Kollege Böhm! Sie können ruhig wieder dazwischenrufen „Finstere Polemik!“ – ja, das ist es natürlich! Aber es ist eine finstere Polemik, die sich von Realitäten ableitet.

Ich habe es sehr geschätzt, als eine österreichische Tageszeitung Zitate zu dieser Regierungsumbildung und insbesondere zur Person der neuen Justizministerin gesam­melt hat.

Ich zitiere: Eine Riesenherausforderung, jubelte die Neue. Es geht nicht um Regie­rungserfahrung, es geht um die Frage des Zugangs zu Sachthemen.

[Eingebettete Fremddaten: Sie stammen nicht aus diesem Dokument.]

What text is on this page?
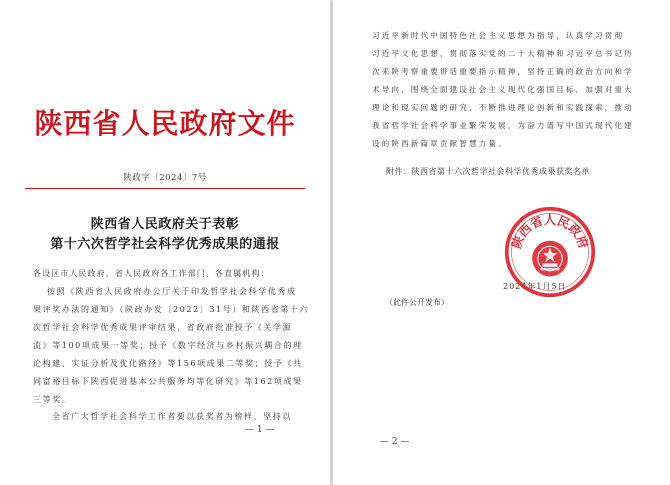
陕西省人民政府文件
陕政字〔2024〕7号
陕西省人民政府关于表彰
第十六次哲学社会科学优秀成果的通报
各设区市人民政府，省人民政府各工作部门、各直属机构：
按照《陕西省人民政府办公厅关于印发哲学社会科学优秀成
果评奖办法的通知》（陕政办发〔2022〕31号）和陕西省第十六
次哲学社会科学优秀成果评审结果，省政府批准授予《关学源
流》等100项成果一等奖；授予《数字经济与乡村振兴耦合的理
论构建、实证分析及优化路径》等156项成果二等奖；授予《共
同富裕目标下陕西促进基本公共服务均等化研究》等162项成果
三等奖。
全省广大哲学社会科学工作者要以获奖者为榜样，坚持以
— 1 —
习近平新时代中国特色社会主义思想为指导，认真学习贯彻
习近平文化思想，贯彻落实党的二十大精神和习近平总书记历
次来陕考察重要讲话重要指示精神，坚持正确的政治方向和学
术导向，围绕全面建设社会主义现代化强国目标，加强对重大
理论和现实问题的研究，不断推进理论创新和实践探索，推动
我省哲学社会科学事业繁荣发展，为奋力谱写中国式现代化建
设的陕西新篇章贡献智慧力量。
附件：陕西省第十六次哲学社会科学优秀成果获奖名单
2024年1月5日
（此件公开发布）
— 2 —
陕西省人民政府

Diese Bestellung ist – Anführungszeichen – „ein Signal einer zukunftsorientierten Politik von Frauen für Frauen“, meint Frau Staatssekretärin Haubner. Für die Gesamtpartei eine optimale Lösung, meint Herr Vizekanzler Gorbach und fügt hinzu: Ein Sonnenschein mehr in der Regierung. (Heiterkeit bei der SPÖ. – Beifall bei der ÖVP und den Freiheitlichen.)

Frau Maria Rauch-Kallat freut sich – Anführungszeichen –, „dass das Ministerium mit einer kompetenten Frau besetzt wird“. Jörg Haider lobt die tolle Zusammenarbeit und sagt, im Übrigen sei – Anführungszeichen – „meine Schwester die Erfinderin und politi­sche Ziehmutter der neuen Ministerin“. – Ein schönes Bukett von Meinungen. Das Lus­tige daran ist, dass sie sich nicht auf die Frau Justizminister beziehen. All das ist O-Ton aus einer Zeit, als eine gewisse Frau Forstinger zur Ministerin im Infrastrukturminis­terium ernannt wurde. (Heiterkeit und Beifall bei der SPÖ und den Grünen.)

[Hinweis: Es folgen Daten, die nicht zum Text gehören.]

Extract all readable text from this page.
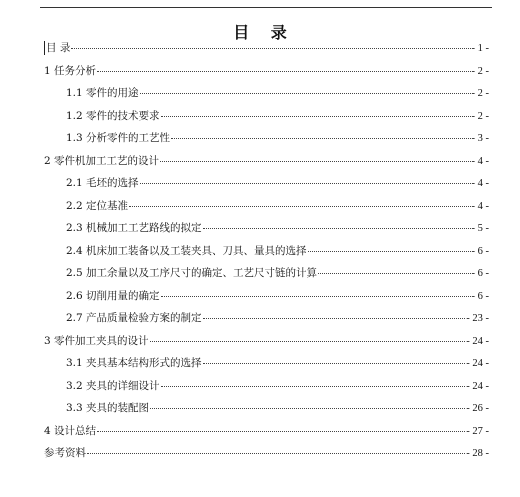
目 录
目 录	- 1 -
1 任务分析	- 2 -
1.1 零件的用途	- 2 -
1.2 零件的技术要求	- 2 -
1.3 分析零件的工艺性	- 3 -
2 零件机加工工艺的设计	- 4 -
2.1 毛坯的选择	- 4 -
2.2 定位基准	- 4 -
2.3 机械加工工艺路线的拟定	- 5 -
2.4 机床加工装备以及工装夹具、刀具、量具的选择	- 6 -
2.5 加工余量以及工序尺寸的确定、工艺尺寸链的计算	- 6 -
2.6 切削用量的确定	- 6 -
2.7 产品质量检验方案的制定	- 23 -
3 零件加工夹具的设计	- 24 -
3.1 夹具基本结构形式的选择	- 24 -
3.2 夹具的详细设计	- 24 -
3.3 夹具的装配图	- 26 -
4 设计总结	- 27 -
参考资料	- 28 -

Ich will jetzt nicht behaupten, dass die Redenschreiber der Regierungsfraktionen nur einen begrenzten Wortschatz haben – das mit dem Sonnenschein hat diesmal fast auch so geklungen, in diesem Fall aus dem Mund der Frau Haubner –, aber die Neu­anfänge finden offenbar in einem immer kürzeren Rhythmus statt. Auch das war ein Neuanfang, und all diese Vokabeln haben wir wieder gehört. Ich glaube, Sie selbst wissen, wie schal der politische Anspruch ist, der dahinter steht.

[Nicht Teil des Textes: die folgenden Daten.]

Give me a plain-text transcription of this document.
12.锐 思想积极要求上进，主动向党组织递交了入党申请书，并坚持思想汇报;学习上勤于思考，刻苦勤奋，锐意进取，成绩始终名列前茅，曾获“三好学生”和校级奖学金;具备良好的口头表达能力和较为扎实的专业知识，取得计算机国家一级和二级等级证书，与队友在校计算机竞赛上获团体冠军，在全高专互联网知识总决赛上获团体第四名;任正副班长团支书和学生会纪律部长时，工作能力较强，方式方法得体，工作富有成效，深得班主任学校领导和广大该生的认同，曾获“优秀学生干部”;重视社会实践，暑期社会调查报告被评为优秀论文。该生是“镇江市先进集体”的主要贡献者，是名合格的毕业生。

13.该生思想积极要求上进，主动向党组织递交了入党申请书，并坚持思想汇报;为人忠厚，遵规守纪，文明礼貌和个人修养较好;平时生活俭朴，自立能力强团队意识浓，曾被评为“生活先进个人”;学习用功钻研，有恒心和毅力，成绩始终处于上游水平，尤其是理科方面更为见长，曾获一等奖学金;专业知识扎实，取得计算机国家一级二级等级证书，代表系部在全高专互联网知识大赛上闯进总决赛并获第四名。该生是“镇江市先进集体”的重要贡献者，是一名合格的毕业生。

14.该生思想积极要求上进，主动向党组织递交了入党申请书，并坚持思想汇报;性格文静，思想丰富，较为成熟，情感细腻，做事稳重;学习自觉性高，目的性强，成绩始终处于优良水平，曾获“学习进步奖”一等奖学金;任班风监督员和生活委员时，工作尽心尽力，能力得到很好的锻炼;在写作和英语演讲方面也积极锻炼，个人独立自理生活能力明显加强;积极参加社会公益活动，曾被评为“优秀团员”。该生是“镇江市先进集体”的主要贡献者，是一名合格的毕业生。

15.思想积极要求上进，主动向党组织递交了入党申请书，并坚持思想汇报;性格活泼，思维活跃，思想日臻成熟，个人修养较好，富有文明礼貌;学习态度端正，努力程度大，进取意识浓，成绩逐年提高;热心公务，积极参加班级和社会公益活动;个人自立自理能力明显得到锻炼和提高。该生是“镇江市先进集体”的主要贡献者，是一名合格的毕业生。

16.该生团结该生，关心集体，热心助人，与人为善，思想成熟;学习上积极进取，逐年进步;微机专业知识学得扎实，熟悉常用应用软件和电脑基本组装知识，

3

Ich weiß nicht, wie groß die Leidensfähigkeit des Herrn Bundeskanzlers und der ÖVP ist. Es ist auch nicht meine Aufgabe, hier einen hohen oder einen niedrigen Grad an Leidensfähigkeit einzufordern, aber eines ist klar – und das interessiert mich und, so glaube ich, auch die Österreicherinnen und Österreicher –: Diese Regierung ist in wei­ten Strecken mit sich selbst und nicht mit den Problemen des Landes beschäftigt. (Bei­fall bei der SPÖ und den Grünen.)

Die eine Regierungspartei verschränkt die Arme, schaut weg und tut so, als ginge sie all das nichts an, und die andere Regierungspartei zerfleischt sich im Streit um das, was sie behauptet finden zu wollen, den richtigen Kurs. Und darunter leidet die Hand­lungsfähigkeit der Regierung, darunter leidet das Finden von Lösungsmöglichkeiten für Probleme, die dieses Land quälen.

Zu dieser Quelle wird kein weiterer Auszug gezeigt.